Experts have long questioned the ability of the UK to meet its NATO commitments, especially with respect to the British Army delivering a Strategic Reserve Corps, made up of two divisions and additional corps echelon troops.

“The current British Army actually fields half of one heavy brigade’s worth of equipment, split between two, and one regiment of artillery,” Jack Watling, senior research fellow for land warfare at RUSI, wrote in a July analysis.

The decline in size and capability of the force in its current state falls far short of a 2015 effort to deliver a “warfighting division of two heavy and between one and two medium combat brigades, an artillery brigade, an engineering brigade, an air defence group, a logistic brigade and an ISR brigade,” he noted.

Patrick Sanders, former head of the British Army, also admitted that UK aid to Ukraine in the form of warfighting platforms, amounting to 14 Challenger 2 main battle attacks and 30 AS90 155mm self-propelled guns, would “leave us temporarily weaker as an army.”

As for increasing spending further, before losing office, the Conservative government had committed to hitting the 2.5 percent GDP target by the end of the decade, which would have resulted in a 2030 annual defense budget of £87 billion, but Labour has still to put forward an exact timeframe for making good on the same GDP pledge.
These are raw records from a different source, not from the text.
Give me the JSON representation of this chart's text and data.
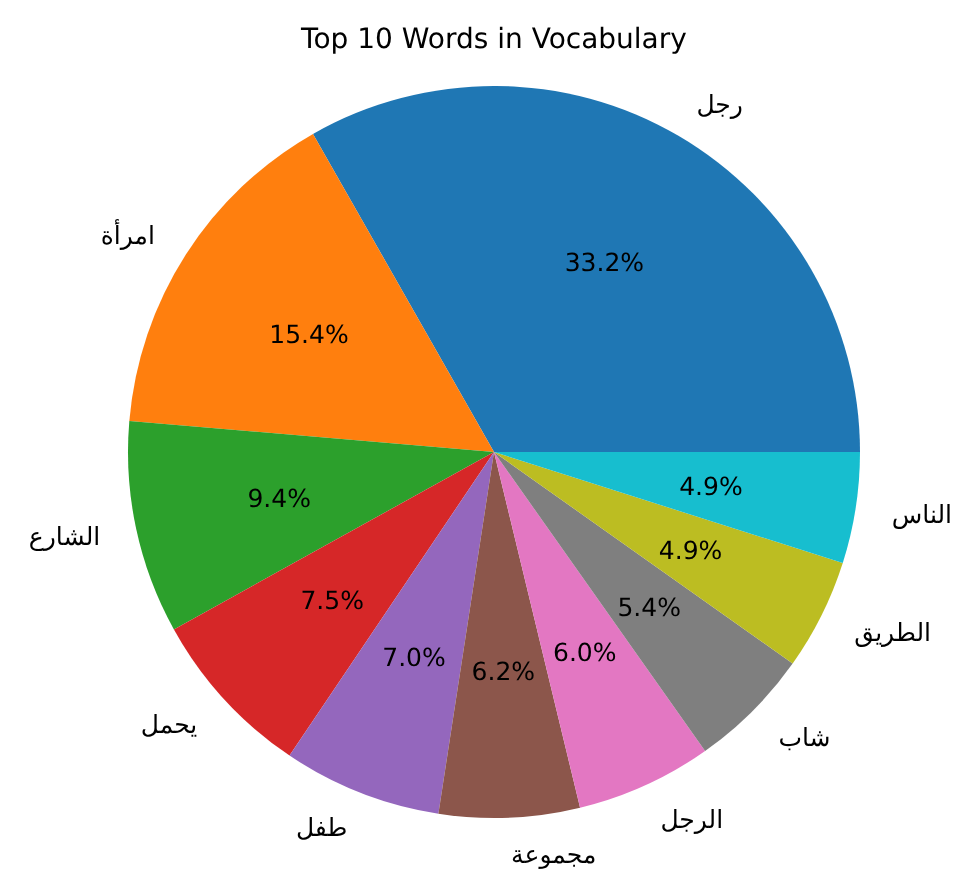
{
  "chart_data": {
    "type": "pie",
    "title": "Top 10 Words in Vocabulary",
    "categories": [
      "رجل",
      "امرأة",
      "الشارع",
      "يحمل",
      "طفل",
      "مجموعة",
      "الرجل",
      "شاب",
      "الطريق",
      "الناس"
    ],
    "values": [
      33.2,
      15.4,
      9.4,
      7.5,
      7.0,
      6.2,
      6.0,
      5.4,
      4.9,
      4.9
    ],
    "value_labels": [
      "33.2%",
      "15.4%",
      "9.4%",
      "7.5%",
      "7.0%",
      "6.2%",
      "6.0%",
      "5.4%",
      "4.9%",
      "4.9%"
    ],
    "colors": [
      "#1f77b4",
      "#ff7f0e",
      "#2ca02c",
      "#d62728",
      "#9467bd",
      "#8c564b",
      "#e377c2",
      "#7f7f7f",
      "#bcbd22",
      "#17becf"
    ]
  }
}
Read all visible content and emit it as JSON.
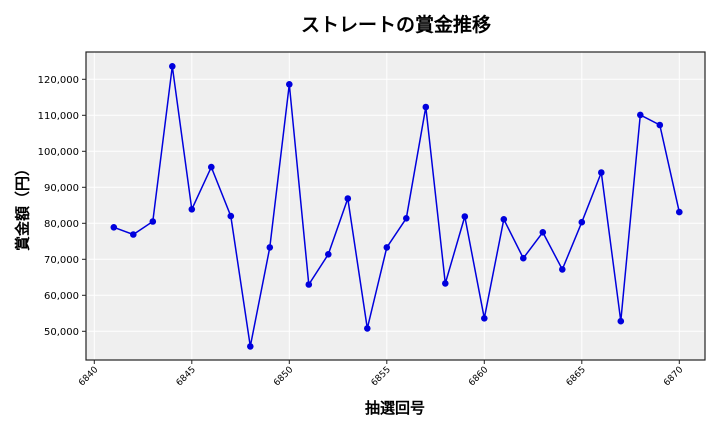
{
  "title": "ストレートの賞金推移",
  "chart_data": {
    "type": "line",
    "title": "ストレートの賞金推移",
    "xlabel": "抽選回号",
    "ylabel": "賞金額（円）",
    "x": [
      6841,
      6842,
      6843,
      6844,
      6845,
      6846,
      6847,
      6848,
      6849,
      6850,
      6851,
      6852,
      6853,
      6854,
      6855,
      6856,
      6857,
      6858,
      6859,
      6860,
      6861,
      6862,
      6863,
      6864,
      6865,
      6866,
      6867,
      6868,
      6869,
      6870
    ],
    "series": [
      {
        "name": "ストレート",
        "color": "#0000dd",
        "values": [
          78900,
          76900,
          80500,
          123600,
          83900,
          95600,
          82000,
          45800,
          73300,
          118600,
          63000,
          71400,
          86900,
          50800,
          73300,
          81400,
          112300,
          63300,
          81900,
          53600,
          81100,
          70300,
          77500,
          67200,
          80300,
          94100,
          52800,
          110100,
          107300,
          83100
        ]
      }
    ],
    "xticks": [
      "6840",
      "6845",
      "6850",
      "6855",
      "6860",
      "6865",
      "6870"
    ],
    "yticks": [
      "50,000",
      "60,000",
      "70,000",
      "80,000",
      "90,000",
      "100,000",
      "110,000",
      "120,000"
    ],
    "xlim": [
      6839.6,
      6871.3
    ],
    "ylim": [
      42000,
      127000
    ],
    "grid": true,
    "background": "#efefef",
    "legend": null
  }
}
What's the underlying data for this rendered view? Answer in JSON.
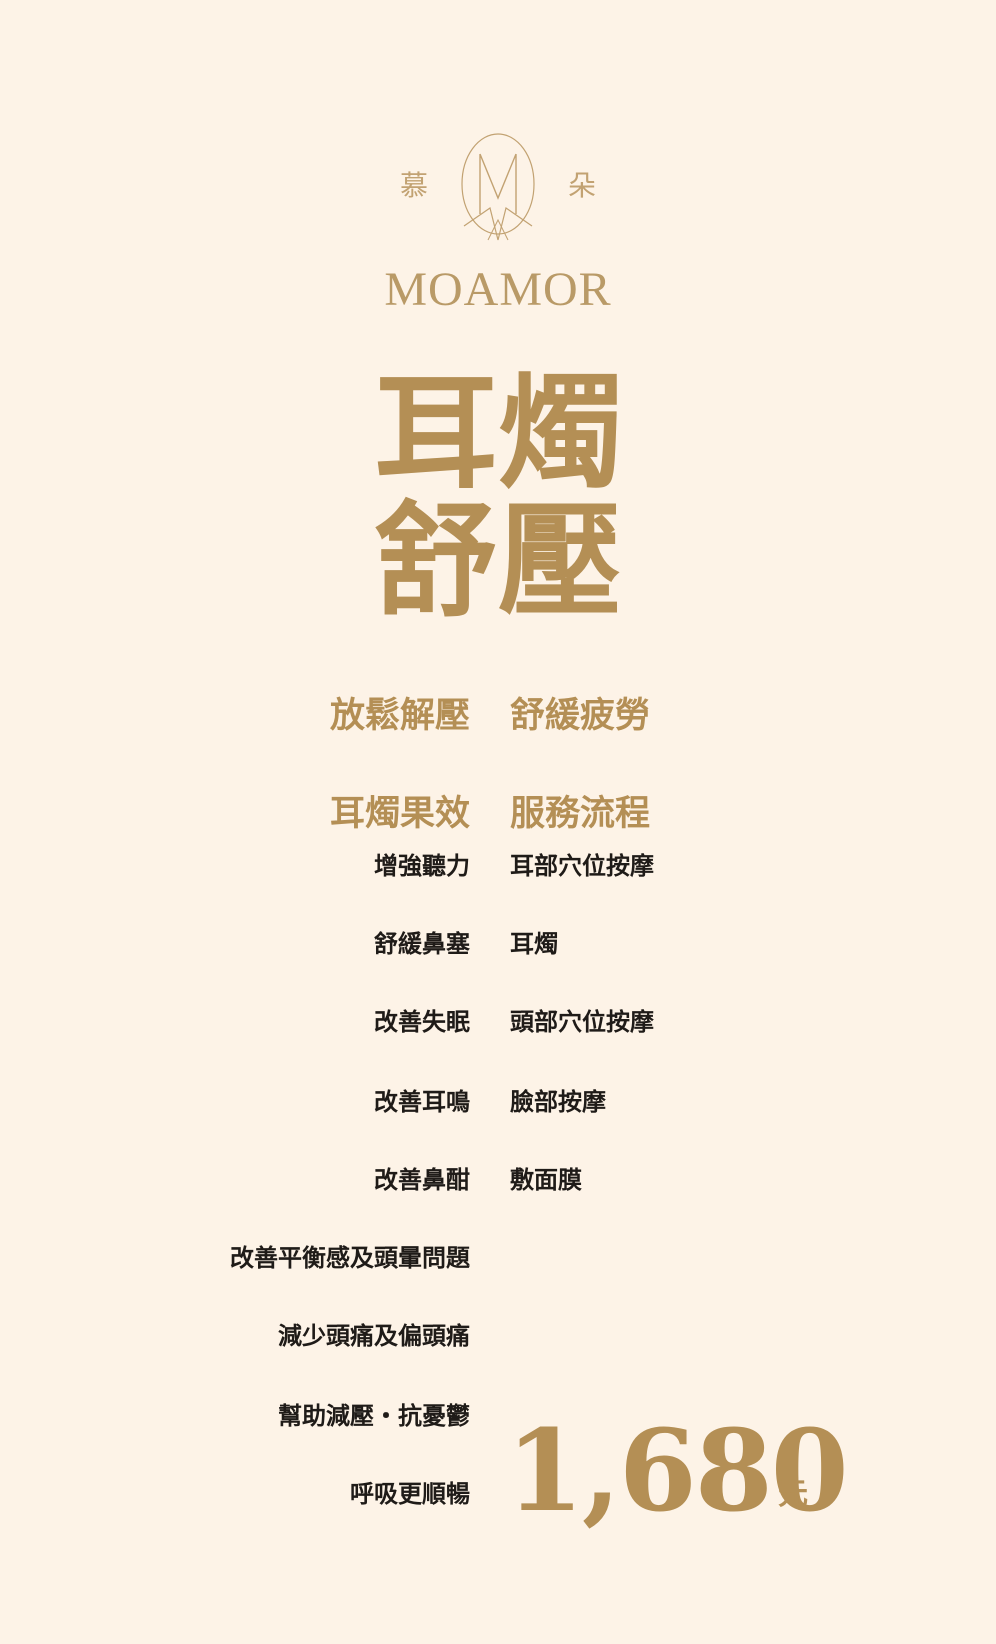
{
  "brand": {
    "logo_left": "慕",
    "logo_right": "朵",
    "wordmark": "MOAMOR"
  },
  "title": {
    "line1": "耳燭",
    "line2": "舒壓"
  },
  "taglines": {
    "left": "放鬆解壓",
    "right": "舒緩疲勞"
  },
  "sections": {
    "left_heading": "耳燭果效",
    "right_heading": "服務流程"
  },
  "effects": [
    "增強聽力",
    "舒緩鼻塞",
    "改善失眠",
    "改善耳鳴",
    "改善鼻酣",
    "改善平衡感及頭暈問題",
    "減少頭痛及偏頭痛",
    "幫助減壓・抗憂鬱",
    "呼吸更順暢"
  ],
  "process": [
    "耳部穴位按摩",
    "耳燭",
    "頭部穴位按摩",
    "臉部按摩",
    "敷面膜"
  ],
  "price": {
    "amount": "1,680",
    "currency": "元"
  },
  "colors": {
    "background": "#fdf3e7",
    "gold": "#b48f55",
    "text": "#1f1b18"
  }
}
The new government has launched the Strategic Defence Review (SDR), set to report in mid-2025, “in recognition of the urgency of the threats” it faces and designed to assess national defense priorities and policy.

Chief among the threats sits Russia, conflicts and increasing instability in the Middle East and an assertive China in the Indo-Pacific.

Though equipment planning remains in limbo until the SDR is published, financial challenges persist, largely owing to a £43 billion, 10-year spending plan deficit, according to figures [PDF] from the National Audit Office, a government watchdog.